Search This Blog

Powered by Blogger.

Blog Archive

Labels

Showing posts with label Phishing URL. Show all posts

Phishing URL Blocking Failure Leads to Cloudflare Service Disruptions

 


Yesterday, Cloudflare attempted to block an unintentional phishing URL within its R2 object storage platform, causing an outage that affected multiple services for nearly an hour. The outage was caused by an attempt to prevent spammers from accessing the URL. Its scalable and cost-efficient object storage service is comparable to Amazon's S3 and offers seamless integration into Cloudflare's ecosystem. 

As an S3-compatible storage service, the platform enables users to store their data across multiple locations, ensures data availability and reliability, and offers cost-free data retrievals, ensuring users can access their data without worries. A Cloudflare employee responded to an abuse report regarding a phishing URL hosted on its R2 platform, which caused the outage which occurred during the blackout. 

Inadvertently, the employee disabled the entire R2 Gateway service instead of restricting access to the specific endpoint, resulting in a significant service disruption. To prevent phishing URLs on the R2 platform, it accidentally resulted in a widespread outage of several Cloudflare services for almost an hour due to an attempt to block a phishing URL on the platform. 

Object storage solution Cloudflare R2 is no-egress-fee and has the same functionality as Amazon S3 and enables free data retrieval as well as S3 compatibility, replication, and seamless integration with other Cloudflare services to ensure efficiency and scalability in the storage of objects.
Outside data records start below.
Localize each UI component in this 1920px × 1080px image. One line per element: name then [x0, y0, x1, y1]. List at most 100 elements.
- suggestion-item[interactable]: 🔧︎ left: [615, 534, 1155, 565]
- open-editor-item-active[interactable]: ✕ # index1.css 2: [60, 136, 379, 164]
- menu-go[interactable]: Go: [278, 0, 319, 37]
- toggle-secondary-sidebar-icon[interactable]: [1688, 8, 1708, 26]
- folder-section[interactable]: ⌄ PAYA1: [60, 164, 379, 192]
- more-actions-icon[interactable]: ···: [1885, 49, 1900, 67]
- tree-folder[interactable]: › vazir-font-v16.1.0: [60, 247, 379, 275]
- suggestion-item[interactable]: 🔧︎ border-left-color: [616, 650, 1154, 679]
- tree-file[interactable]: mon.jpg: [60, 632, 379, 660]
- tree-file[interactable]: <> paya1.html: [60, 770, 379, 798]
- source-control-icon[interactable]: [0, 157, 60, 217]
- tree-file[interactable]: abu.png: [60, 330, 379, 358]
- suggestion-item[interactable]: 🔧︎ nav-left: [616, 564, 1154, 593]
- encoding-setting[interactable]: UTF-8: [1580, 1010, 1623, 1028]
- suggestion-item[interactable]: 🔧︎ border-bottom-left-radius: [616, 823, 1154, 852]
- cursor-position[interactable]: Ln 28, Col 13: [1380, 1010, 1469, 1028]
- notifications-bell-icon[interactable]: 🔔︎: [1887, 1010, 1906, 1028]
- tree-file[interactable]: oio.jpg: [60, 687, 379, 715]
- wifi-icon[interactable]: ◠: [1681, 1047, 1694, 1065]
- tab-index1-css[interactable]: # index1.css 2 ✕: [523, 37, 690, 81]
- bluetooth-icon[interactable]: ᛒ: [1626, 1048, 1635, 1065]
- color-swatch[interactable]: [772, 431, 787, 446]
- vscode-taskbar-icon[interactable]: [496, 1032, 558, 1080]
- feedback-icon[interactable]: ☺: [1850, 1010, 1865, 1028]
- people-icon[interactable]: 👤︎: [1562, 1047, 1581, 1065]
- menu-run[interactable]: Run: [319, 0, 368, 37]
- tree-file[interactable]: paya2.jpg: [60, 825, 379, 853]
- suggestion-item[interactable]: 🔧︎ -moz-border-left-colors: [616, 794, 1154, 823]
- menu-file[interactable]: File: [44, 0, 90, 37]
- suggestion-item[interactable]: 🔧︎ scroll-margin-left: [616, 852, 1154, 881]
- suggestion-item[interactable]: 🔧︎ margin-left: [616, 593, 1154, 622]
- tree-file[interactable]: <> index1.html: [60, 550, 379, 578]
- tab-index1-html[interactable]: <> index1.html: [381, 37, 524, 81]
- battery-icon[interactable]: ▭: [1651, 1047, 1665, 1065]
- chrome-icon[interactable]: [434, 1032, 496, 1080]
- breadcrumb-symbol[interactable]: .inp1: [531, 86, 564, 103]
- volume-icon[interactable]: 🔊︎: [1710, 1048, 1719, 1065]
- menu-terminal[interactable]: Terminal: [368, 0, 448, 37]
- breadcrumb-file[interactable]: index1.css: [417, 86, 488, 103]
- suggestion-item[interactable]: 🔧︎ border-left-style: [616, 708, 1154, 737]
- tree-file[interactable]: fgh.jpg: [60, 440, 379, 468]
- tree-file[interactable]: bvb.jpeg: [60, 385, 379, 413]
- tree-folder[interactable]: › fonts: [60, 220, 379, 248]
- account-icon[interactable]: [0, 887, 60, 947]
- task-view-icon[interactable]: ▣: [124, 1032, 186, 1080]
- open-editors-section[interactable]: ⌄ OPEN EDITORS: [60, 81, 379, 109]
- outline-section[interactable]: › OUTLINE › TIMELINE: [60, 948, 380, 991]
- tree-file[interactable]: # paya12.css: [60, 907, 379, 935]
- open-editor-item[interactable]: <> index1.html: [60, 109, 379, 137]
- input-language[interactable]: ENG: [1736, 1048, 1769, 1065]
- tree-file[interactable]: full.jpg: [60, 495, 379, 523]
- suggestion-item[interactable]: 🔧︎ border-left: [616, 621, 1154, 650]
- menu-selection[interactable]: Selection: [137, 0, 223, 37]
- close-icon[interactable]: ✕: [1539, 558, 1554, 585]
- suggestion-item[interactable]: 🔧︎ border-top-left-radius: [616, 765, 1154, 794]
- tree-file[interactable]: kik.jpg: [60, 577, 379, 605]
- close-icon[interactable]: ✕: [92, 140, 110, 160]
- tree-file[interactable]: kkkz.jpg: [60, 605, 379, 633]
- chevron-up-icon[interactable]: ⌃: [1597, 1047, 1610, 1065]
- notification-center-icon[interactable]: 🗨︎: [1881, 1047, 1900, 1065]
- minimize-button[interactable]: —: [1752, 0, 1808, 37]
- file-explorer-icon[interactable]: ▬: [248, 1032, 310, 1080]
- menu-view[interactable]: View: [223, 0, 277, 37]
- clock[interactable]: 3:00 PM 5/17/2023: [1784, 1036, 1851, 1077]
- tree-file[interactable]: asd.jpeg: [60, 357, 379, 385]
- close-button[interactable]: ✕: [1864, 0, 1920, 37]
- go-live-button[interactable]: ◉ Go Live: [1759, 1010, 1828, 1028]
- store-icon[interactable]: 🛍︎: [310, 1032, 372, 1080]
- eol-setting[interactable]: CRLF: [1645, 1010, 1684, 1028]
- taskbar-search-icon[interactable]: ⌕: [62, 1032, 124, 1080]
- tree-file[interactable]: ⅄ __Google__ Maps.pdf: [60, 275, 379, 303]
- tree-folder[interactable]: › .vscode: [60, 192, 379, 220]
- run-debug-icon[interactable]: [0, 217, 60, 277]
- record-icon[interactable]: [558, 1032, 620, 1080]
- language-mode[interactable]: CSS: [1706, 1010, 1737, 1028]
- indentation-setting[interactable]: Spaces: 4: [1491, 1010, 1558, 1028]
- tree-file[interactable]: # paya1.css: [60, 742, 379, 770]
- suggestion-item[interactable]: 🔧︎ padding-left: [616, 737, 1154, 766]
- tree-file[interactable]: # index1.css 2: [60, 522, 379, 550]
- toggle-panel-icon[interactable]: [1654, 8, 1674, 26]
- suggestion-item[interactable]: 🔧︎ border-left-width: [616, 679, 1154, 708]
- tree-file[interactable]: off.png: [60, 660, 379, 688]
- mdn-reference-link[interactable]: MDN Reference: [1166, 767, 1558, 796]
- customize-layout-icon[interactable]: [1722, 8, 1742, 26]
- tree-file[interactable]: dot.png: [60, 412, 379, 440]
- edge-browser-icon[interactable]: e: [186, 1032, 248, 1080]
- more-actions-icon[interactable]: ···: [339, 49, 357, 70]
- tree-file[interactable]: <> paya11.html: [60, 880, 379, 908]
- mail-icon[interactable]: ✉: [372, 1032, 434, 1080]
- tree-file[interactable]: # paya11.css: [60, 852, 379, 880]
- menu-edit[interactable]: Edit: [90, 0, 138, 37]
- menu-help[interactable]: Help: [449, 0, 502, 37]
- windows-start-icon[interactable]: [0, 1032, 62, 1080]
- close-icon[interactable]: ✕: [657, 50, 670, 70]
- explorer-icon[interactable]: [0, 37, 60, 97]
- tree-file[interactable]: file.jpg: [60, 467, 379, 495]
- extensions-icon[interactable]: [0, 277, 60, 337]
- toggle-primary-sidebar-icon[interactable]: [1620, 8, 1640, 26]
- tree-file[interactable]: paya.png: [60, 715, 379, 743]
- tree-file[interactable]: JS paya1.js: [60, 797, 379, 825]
In the incident which occurred late last week, Cloudflare employees responded to a complaint regarding a phishing URL hosted on the R2 platform.

However, the mitigation attempt resulted in an unintended disruption of service availability, which negatively impacted the operations of the platform. In the primary incident window of Cloudflare R2, all users were experiencing 100% failure rates when accessing their buckets and objects within the platform. Specifically, services that relied on R2 were experiencing higher error rates and operational failures as a result of their particular usage of the platform, as explained in the table below. 

Cloudflare R2 Object Storage and several related services were affected by an incident which took place from 08:10 to 09:09 UTC and lasted for 59 minutes. As a result of the impacted service failures, Stream experienced an entirely complete failure in video uploads and streaming, whereas Images experienced a 100% failure rate in uploads and downloads of images. During the week, Cache Reserve was completely down, raising origin requests to an all-time high. 

It has been observed that Vectorize experienced 75% failure rates for queries and failed to accomplish inserts, upserts, and deletes. It also experienced a 100% failure rate for insert, upsert, and delete operations. Log Delivery suffered delays and data loss, with up to 13.6% of all logs for R2-related jobs and up to 4.5% for non-R2 delivery jobs. Furthermore, the Key Transparency Auditor's signature publishing and reading operations were completely inoperable. Several other services were indirectly affected, experiencing partial disruptions, but they were not directly impacted. 

The error rates at Durable Objects increased by 0.9% following a service restoration due to reconnections, whereas Cache Purge experienced 1.8% more HTTP 5xx errors, as well as a tenfold increase in latency, as well as Workers & Pages experiencing a deployment failure rate of 0.002%, which was specifically affecting R2 projects only. As a consequence of the outage, all operations involving the R2 platform failed between 08:14 UTC and 09:13 UTC, meaning that 100% of operations involving R2 encountered errors. 

Services reliant on the R2 platform also saw an increase in the failure rate for operations that depend on it. During the period between 09:13 and 09:36 UTC, when R2 systems had recovered, and client connections had been restored, a backlog of requests caused a temporary increase in the operational load on the metadata layer of R2 based on Durable Objects. In North America, it was observed that there was only a 0.09% increase in error rates observed during this period, indicating that the impact was less severe. 

According to CloudFlare, the incident was primarily caused by human error and the absence of critical safeguards, such as validation checks for high-impact actions. The company has taken immediate corrective measures in response to the issue. These include removing the capability of disabling systems from the abuse review interface and limiting access to the Admin API so that internal accounts can no longer shut down services. 

Cloudflare's provisioning processes will be improved to reduce the risk of recurrence in the future, and stricter access controls will be enforced further to mitigate the risk of repeat incidents in the future. Additionally, two-party approval systems will be implemented for high-risk actions to further mitigate risk. The measures are intended to ensure the integrity of the system and prevent unintended interruptions of service as a result of these actions.